# Sentiment analysis

This notebook will go through simple preprocessing and building a LSTM neural network. The neural network will be tasked with classifying the sentiment of imbd reviews. 

In [1]:
# Set up EGPU for training using plaidml
import os

os.environ["KERAS_BACKEND"] = "plaidml.keras.backend"

### Preprocessing

In [2]:
# Import Librarys
from __future__ import print_function
from keras.preprocessing import sequence
from keras.models import Sequential
from keras.layers import Dense, Embedding
from keras.layers import LSTM
from keras import optimizers
# Load dataset
from keras.datasets import imdb


print('Loading data...')

Loading data...


Using plaidml.keras.backend backend.


In [3]:
max_features = 20000
maxlen = 80
batch_size = 32

# Split dataset into training and testing sets
(x_train, y_train), (x_test, y_test) = imdb.load_data(num_words=max_features)

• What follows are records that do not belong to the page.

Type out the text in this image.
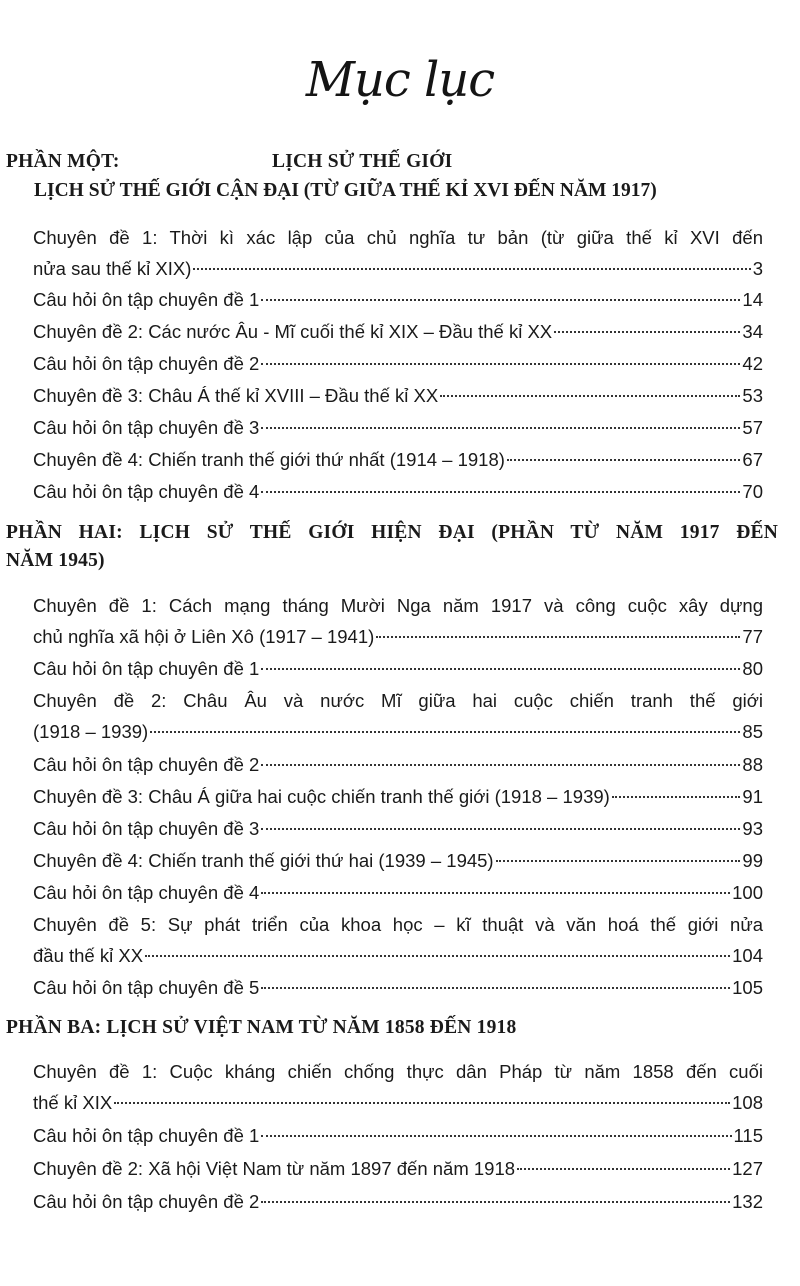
Mục lục
PHẦN MỘT:	LỊCH SỬ THẾ GIỚI
LỊCH SỬ THẾ GIỚI CẬN ĐẠI (TỪ GIỮA THẾ KỈ XVI ĐẾN NĂM 1917)
Chuyên đề 1: Thời kì xác lập của chủ nghĩa tư bản (từ giữa thế kỉ XVI đến
nửa sau thế kỉ XIX)	3
Câu hỏi ôn tập chuyên đề 1	14
Chuyên đề 2: Các nước Âu - Mĩ cuối thế kỉ XIX – Đầu thế kỉ XX	34
Câu hỏi ôn tập chuyên đề 2	42
Chuyên đề 3: Châu Á thế kỉ XVIII – Đầu thế kỉ XX	53
Câu hỏi ôn tập chuyên đề 3	57
Chuyên đề 4: Chiến tranh thế giới thứ nhất (1914 – 1918)	67
Câu hỏi ôn tập chuyên đề 4	70
PHẦN HAI: LỊCH SỬ THẾ GIỚI HIỆN ĐẠI (PHẦN TỪ NĂM 1917 ĐẾN
NĂM 1945)
Chuyên đề 1: Cách mạng tháng Mười Nga năm 1917 và công cuộc xây dựng
chủ nghĩa xã hội ở Liên Xô (1917 – 1941)	77
Câu hỏi ôn tập chuyên đề 1	80
Chuyên đề 2: Châu Âu và nước Mĩ giữa hai cuộc chiến tranh thế giới
(1918 – 1939)	85
Câu hỏi ôn tập chuyên đề 2	88
Chuyên đề 3: Châu Á giữa hai cuộc chiến tranh thế giới (1918 – 1939)	91
Câu hỏi ôn tập chuyên đề 3	93
Chuyên đề 4: Chiến tranh thế giới thứ hai (1939 – 1945)	99
Câu hỏi ôn tập chuyên đề 4	100
Chuyên đề 5: Sự phát triển của khoa học – kĩ thuật và văn hoá thế giới nửa
đầu thế kỉ XX	104
Câu hỏi ôn tập chuyên đề 5	105
PHẦN BA: LỊCH SỬ VIỆT NAM TỪ NĂM 1858 ĐẾN 1918
Chuyên đề 1: Cuộc kháng chiến chống thực dân Pháp từ năm 1858 đến cuối
thế kỉ XIX	108
Câu hỏi ôn tập chuyên đề 1	115
Chuyên đề 2: Xã hội Việt Nam từ năm 1897 đến năm 1918	127
Câu hỏi ôn tập chuyên đề 2	132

# Print length of new datasets
print(len(x_train), 'train sequences')
print(len(x_test), 'test sequences')

25000 train sequences
25000 test sequences


In [4]:
# Pad data to equal lengths to feed into the model

print('Pad sequences (samples x time)')
x_train = sequence.pad_sequences(x_train, maxlen=maxlen)
x_test = sequence.pad_sequences(x_test, maxlen=maxlen)
print('x_train shape:', x_train.shape)
print('x_test shape:', x_test.shape)

Pad sequences (samples x time)
x_train shape: (25000, 80)
x_test shape: (25000, 80)


### Build and Train Model

In [10]:
# Build model

print('Build model...')
model = Sequential()
# Embedding layer converts words to integers
model.add(Embedding(max_features, 128, input_length=maxlen))
# LSTM layer with dropout to prevent overfitting
model.add(LSTM(128, dropout=0.2, recurrent_dropout=0.2))
# Final layer of model with sigmoid function 
model.add(Dense(1, activation='sigmoid'))

Build model...


In [11]:
# Create otimizer
o=optimizers.adam(lr=0.0001)

# Compile Model 
model.compile(loss='binary_crossentropy',
              optimizer=o,
              metrics=['accuracy'])

In [12]:
# Train model with training dataset
print('Train...')
model.fit(x_train, y_train,
          batch_size=batch_size,
          epochs=8,
          validation_data=(x_test, y_test))

# Test trained model with testing dataset
score, acc = model.evaluate(x_test, y_test,
                            batch_size=batch_size)

# Print results
print('Test score:', score)
print('Test accuracy:', acc)

Train...
Train on 25000 samples, validate on 25000 samples
Epoch 1/8


INFO:plaidml:Analyzing Ops: 2413 of 9426 operations complete
INFO:plaidml:Analyzing Ops: 7806 of 9426 operations complete




INFO:plaidml:Analyzing Ops: 2246 of 9427 operations complete
INFO:plaidml:Analyzing Ops: 7963 of 9427 operations complete


Epoch 2/8
Epoch 3/8
Epoch 4/8
Epoch 5/8
Epoch 6/8
Epoch 7/8
Epoch 8/8
Test score: 0.4278096935367584
Test accuracy: 0.82164


After the training of the model for eight epochs we can see that the model became better at predicting the seentiment in the train dataset but idd not perform the same in the test dataset. As we can see from looking at the validation accuracy, the model became worse at classifying sentiment after the third epoch decreasing from .8421 to .8216. This is not a huge decrease but it suggests that the model may be overfitting to the training dataset.